Brief History of Nearly Nothing!
  • Archives
  • February6th

    I read some stuffs about homeschooling – and always admire Susan Wise Bauer idea of classical home education.
    You can read the intro here

    Classical education depends on a three-part process of training the mind. The early years of school are spent in absorbing facts, systematically laying the foundations for advanced study. In the middle grades, students learn to think through arguments. In the high school years, they learn to express themselves. This classical pattern is called the trivium.

    Wow! How inspiring  but reading was much easier than implementing it :)   I knew that there is  better method from the traditional Islamic education system – the madrasah! And recently I found a book which clearly explained the life in a madrasah.

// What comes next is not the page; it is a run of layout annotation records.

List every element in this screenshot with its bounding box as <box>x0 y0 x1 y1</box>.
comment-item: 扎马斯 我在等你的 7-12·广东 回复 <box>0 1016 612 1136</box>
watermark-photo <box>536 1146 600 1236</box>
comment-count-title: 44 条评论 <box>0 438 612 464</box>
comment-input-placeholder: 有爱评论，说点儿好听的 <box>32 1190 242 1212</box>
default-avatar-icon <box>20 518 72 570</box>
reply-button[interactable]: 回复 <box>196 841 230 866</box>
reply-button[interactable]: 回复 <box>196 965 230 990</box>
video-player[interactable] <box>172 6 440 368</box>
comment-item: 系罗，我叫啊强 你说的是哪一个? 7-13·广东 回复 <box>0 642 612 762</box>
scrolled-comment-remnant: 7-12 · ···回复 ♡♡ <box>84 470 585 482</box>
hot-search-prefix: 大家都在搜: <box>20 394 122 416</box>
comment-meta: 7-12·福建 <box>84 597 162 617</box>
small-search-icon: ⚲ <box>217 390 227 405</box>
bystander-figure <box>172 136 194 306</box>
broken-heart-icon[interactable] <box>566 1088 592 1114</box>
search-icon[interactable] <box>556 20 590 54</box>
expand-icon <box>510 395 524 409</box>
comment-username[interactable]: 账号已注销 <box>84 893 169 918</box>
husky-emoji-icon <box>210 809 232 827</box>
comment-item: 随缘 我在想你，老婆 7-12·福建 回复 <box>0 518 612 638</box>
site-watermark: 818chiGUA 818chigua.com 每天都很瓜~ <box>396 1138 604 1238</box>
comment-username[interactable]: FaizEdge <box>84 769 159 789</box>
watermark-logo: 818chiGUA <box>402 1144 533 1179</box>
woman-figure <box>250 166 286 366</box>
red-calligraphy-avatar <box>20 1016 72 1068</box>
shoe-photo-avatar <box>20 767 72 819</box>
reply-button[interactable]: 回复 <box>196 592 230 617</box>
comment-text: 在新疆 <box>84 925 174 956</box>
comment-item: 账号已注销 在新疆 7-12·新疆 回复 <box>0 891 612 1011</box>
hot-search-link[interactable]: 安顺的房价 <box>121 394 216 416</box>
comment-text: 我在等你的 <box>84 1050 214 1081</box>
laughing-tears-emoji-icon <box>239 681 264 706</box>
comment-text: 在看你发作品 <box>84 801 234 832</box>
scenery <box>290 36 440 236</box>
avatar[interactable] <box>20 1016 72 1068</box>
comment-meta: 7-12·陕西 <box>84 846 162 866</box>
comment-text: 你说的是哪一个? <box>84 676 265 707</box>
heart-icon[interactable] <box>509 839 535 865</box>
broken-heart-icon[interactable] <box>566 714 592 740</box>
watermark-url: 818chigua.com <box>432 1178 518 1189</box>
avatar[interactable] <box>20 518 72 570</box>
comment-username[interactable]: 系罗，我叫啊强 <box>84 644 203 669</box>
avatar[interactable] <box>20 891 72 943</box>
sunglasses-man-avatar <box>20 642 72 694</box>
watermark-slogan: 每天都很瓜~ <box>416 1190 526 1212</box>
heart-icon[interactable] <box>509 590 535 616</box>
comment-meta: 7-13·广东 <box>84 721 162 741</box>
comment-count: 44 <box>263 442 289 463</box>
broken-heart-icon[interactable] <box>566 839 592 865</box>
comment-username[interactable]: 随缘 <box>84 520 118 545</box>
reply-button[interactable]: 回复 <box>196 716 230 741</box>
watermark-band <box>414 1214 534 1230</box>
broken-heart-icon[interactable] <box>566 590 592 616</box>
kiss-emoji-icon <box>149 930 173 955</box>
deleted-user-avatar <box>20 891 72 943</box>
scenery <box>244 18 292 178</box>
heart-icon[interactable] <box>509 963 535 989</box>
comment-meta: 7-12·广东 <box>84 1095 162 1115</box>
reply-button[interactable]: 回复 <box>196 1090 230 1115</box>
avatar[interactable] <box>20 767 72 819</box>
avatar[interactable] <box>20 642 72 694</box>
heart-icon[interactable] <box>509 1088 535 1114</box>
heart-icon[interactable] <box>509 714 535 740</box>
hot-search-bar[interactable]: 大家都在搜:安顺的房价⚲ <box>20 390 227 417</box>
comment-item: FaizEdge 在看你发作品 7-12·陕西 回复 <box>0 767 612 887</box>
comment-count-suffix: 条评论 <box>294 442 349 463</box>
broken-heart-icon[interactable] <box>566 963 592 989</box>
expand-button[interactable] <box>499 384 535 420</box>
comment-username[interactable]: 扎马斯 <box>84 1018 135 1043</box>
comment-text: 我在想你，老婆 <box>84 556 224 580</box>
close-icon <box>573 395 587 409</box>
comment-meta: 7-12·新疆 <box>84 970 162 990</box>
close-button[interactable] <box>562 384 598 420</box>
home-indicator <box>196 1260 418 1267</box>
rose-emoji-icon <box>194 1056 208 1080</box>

    Check this out – a book from Oxford Centre of Islamic Studies about the life in Nadwat Al-Ulama in India. A forgotten and misunderstood education system inherited from the glorious Islamic ages – a must read!

    Madrasah Life

    A student’s day at Nadwat Al-Ulama
    By Mohammed Akram An-Nadwi – Oxford Centre of Islamic Studies

    As quoted taken from a book written by MAJOR-GENERAL SIR W. H. SLEEMAN,1788-1856. Resident at the Court of Lucknow, India describing the education in a madrasah.

    Rambles and Recollections of an Indian Official by William Sleeman

    Perhaps there are few communities in the world among whom education is more generally diffused than among Muhammadans in India. He who holds an office worth twenty rupees a month commonly gives his sons an education equal to that of a prime minister. They learn, through the medium of the Arabic and Persian languages, what young men in our colleges learn through those of the Greek and Latin–that is,grammar, rhetoric, and logic. After his seven years of study, the young Muhammadan binds his turban upon a head almost as well filled with the things which appertain to these branches of knowledge as the young man raw from Oxford–he will talk as fluently about Socrates and Aristotle, Plato, and Hippocrates, Galen and Avicenna: (_alias_Sokrat, Aristotalis, Aflatun, Bokrat, Jalinus, and Bu Ali Sena); and,what is much to his advantage in India, the languages in which he has learnt what he knows are those which he most requires through life.